Muchos de los utensilios que utilizamos en la cocina, así como electrodomésticos y muchos otros objetos que tenemos en casa, están fabricados con este material. Para mantenerlos en perfectas condiciones, te contamos cómo eliminar el óxido del acero para que todos los elementos de acero inoxidable de tu hogar reluzcan como nuevos.

  1. Antes de que se genere el problema y tengamos que quitar el óxido del acero inoxidable, lo mejor es prevenir su aparición manteniendo una limpieza e higiene adecuadas.

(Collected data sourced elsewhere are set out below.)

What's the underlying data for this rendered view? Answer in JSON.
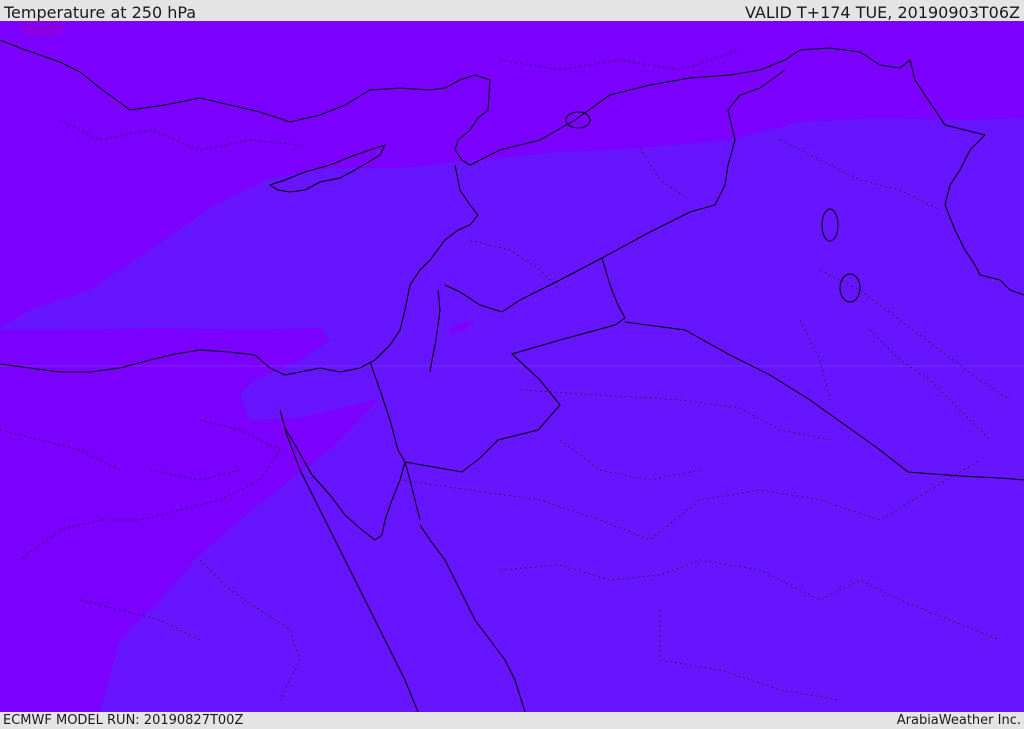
{
  "header": {
    "title": "Temperature at 250 hPa",
    "valid_time": "VALID T+174 TUE, 20190903T06Z"
  },
  "footer": {
    "model_run": "ECMWF MODEL RUN: 20190827T00Z",
    "credit": "ArabiaWeather Inc."
  },
  "map": {
    "colors": {
      "colder_band": "#7c00ff",
      "warmer_band": "#6715ff",
      "cold_core": "#8a00e6",
      "border_line": "#000000",
      "admin_line": "#1a1a3a"
    }
  }
}
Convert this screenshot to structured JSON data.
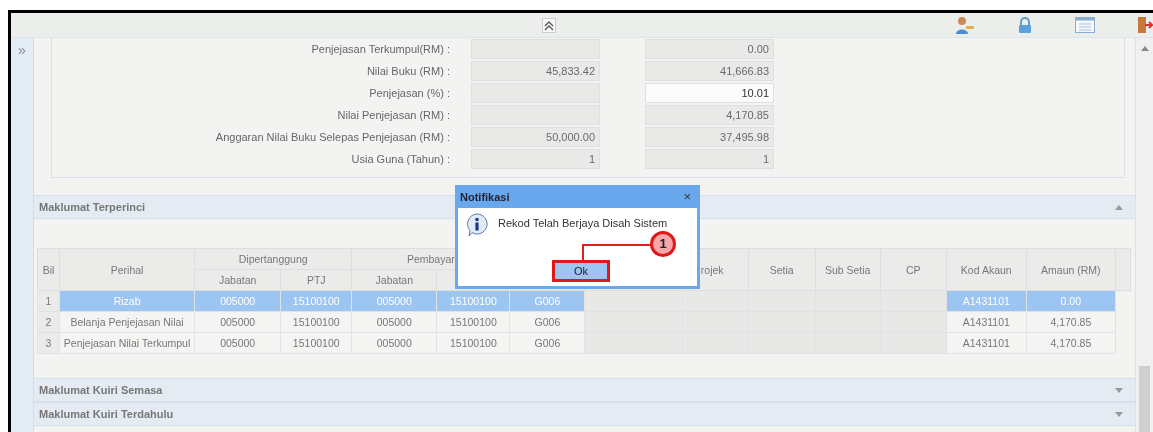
{
  "sidebar": {
    "toggle": "»"
  },
  "form": {
    "rows": [
      {
        "label": "Penjejasan Terkumpul(RM) :",
        "fields": [
          {
            "editable": false
          },
          {
            "value": "0.00",
            "editable": false
          }
        ]
      },
      {
        "label": "Nilai Buku (RM) :",
        "fields": [
          {
            "value": "45,833.42",
            "editable": false
          },
          {
            "value": "41,666.83",
            "editable": false
          }
        ]
      },
      {
        "label": "Penjejasan (%) :",
        "fields": [
          {
            "editable": false
          },
          {
            "value": "10.01",
            "editable": true
          }
        ]
      },
      {
        "label": "Nilai Penjejasan (RM) :",
        "fields": [
          {
            "editable": false
          },
          {
            "value": "4,170.85",
            "editable": false
          }
        ]
      },
      {
        "label": "Anggaran Nilai Buku Selepas Penjejasan (RM) :",
        "fields": [
          {
            "value": "50,000.00",
            "editable": false
          },
          {
            "value": "37,495.98",
            "editable": false
          }
        ]
      },
      {
        "label": "Usia Guna (Tahun) :",
        "fields": [
          {
            "value": "1",
            "editable": false
          },
          {
            "value": "1",
            "editable": false
          }
        ]
      }
    ]
  },
  "sections": [
    {
      "title": "Maklumat Terperinci",
      "expanded": true
    },
    {
      "title": "Maklumat Kuiri Semasa",
      "expanded": false
    },
    {
      "title": "Maklumat Kuiri Terdahulu",
      "expanded": false
    }
  ],
  "table": {
    "bil": "Bil",
    "perihal": "Perihal",
    "groups": [
      {
        "label": "Dipertanggung",
        "columns": [
          "Jabatan",
          "PTJ"
        ]
      },
      {
        "label": "Pembayar",
        "columns": [
          "Jabatan"
        ]
      }
    ],
    "columns_right": [
      "rojek",
      "Setia",
      "Sub Setia",
      "CP",
      "Kod Akaun",
      "Amaun (RM)"
    ],
    "rows": [
      {
        "selected": true,
        "bil": "1",
        "perihal": "Rizab",
        "dp_jabatan": "005000",
        "dp_ptj": "15100100",
        "pb_jabatan": "005000",
        "pb_ptj": "15100100",
        "column_7": "G006",
        "kod_akaun": "A1431101",
        "amaun": "0.00"
      },
      {
        "selected": false,
        "bil": "2",
        "perihal": "Belanja Penjejasan Nilai",
        "dp_jabatan": "005000",
        "dp_ptj": "15100100",
        "pb_jabatan": "005000",
        "pb_ptj": "15100100",
        "column_7": "G006",
        "kod_akaun": "A1431101",
        "amaun": "4,170.85"
      },
      {
        "selected": false,
        "bil": "3",
        "perihal": "Penjejasan Nilai Terkumpul",
        "dp_jabatan": "005000",
        "dp_ptj": "15100100",
        "pb_jabatan": "005000",
        "pb_ptj": "15100100",
        "column_7": "G006",
        "kod_akaun": "A1431101",
        "amaun": "4,170.85"
      }
    ]
  },
  "dialog": {
    "title": "Notifikasi",
    "close": "×",
    "message": "Rekod Telah Berjaya Disah Sistem",
    "button": "Ok",
    "step": "1"
  }
}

    • Para eliminar manchas persistentes en las superficies de acero inoxidable, puedes añadir al agua unas cuantas gotas de jabón, pero comprueba primero que el producto no contenga ningún elemento que pueda resultar abrasivo.
  2. El bicarbonato de sodio es un excelente aliado para eliminar el óxido del acero.

  3. Uno de los trucos para quitar el óxido del acero más eficaces y que te ayudará a recuperar el brillo del acero inoxidable, es el vinagre de manzana. Lo ideal es emplear vinagre blanco, es decir, el que se emplea generalmente para la limpieza del hogar, pero también servirá el de manzana o el de vino, proporcionando muy buenos resultados.

    Si tienes que eliminar manchas grandes o persistentes de objetos pequeños, como por ejemplo los cubiertos o alguna herramienta, sumérgelos en un barreño con vinagre de forma que queden sumergidos por completo. Deja en remojo durante 5 o 10 minutos para que los ácidos del vinagre actúen correctamente y conseguirás eliminar el óxido del acero sin esfuerzo. Después, retira los objeto del vinagre y enjuágalos con abundante agua.

    Para retirar manchas de óxido más pequeñas, o para realizar una limpieza general de superficies grandes, diluye una taza de vinagre con otra de agua en una botella con pulverizador. Después, esparce la mezcla sobre la zona a tratar y retírala a continuación con una esponja suave humedecida con agua.

  4. Otro de los trucos para quitar el óxido del acero es utilizar una lima o un limón, ambos muy eficaces para este fin, sobre todo si se trata de manchas recientes y no están muy incrustadas. Para ello, corta uno de estos cítricos en dos mitades y restriega una de ellas por la zona afectada.

  5. El ácido oxálico es perfecto también para quitar el óxido del acero inoxidable. En este caso, se trata de un producto industrial específico para ello, pero es seguro y su eficacia está garantizada. Solo tienes que adquirir un producto industrial que contenga ácido oxálico, pero recuerda que los más sencillos de utilizar son los que se presentan en forma de crema. Para una correcta utilización, basta con aplicarlos sobre la superficie oxidada y dejar que actúen durante unos minutos.

  6. Por último, los decapantes y desincrustantes también nos servirán para eliminar el óxido del acero, pero son productos más potentes y pueden resultar abrasivos, por lo que te recomendamos que solo los utilices sobre manchas antiguas y difíciles de limpiar.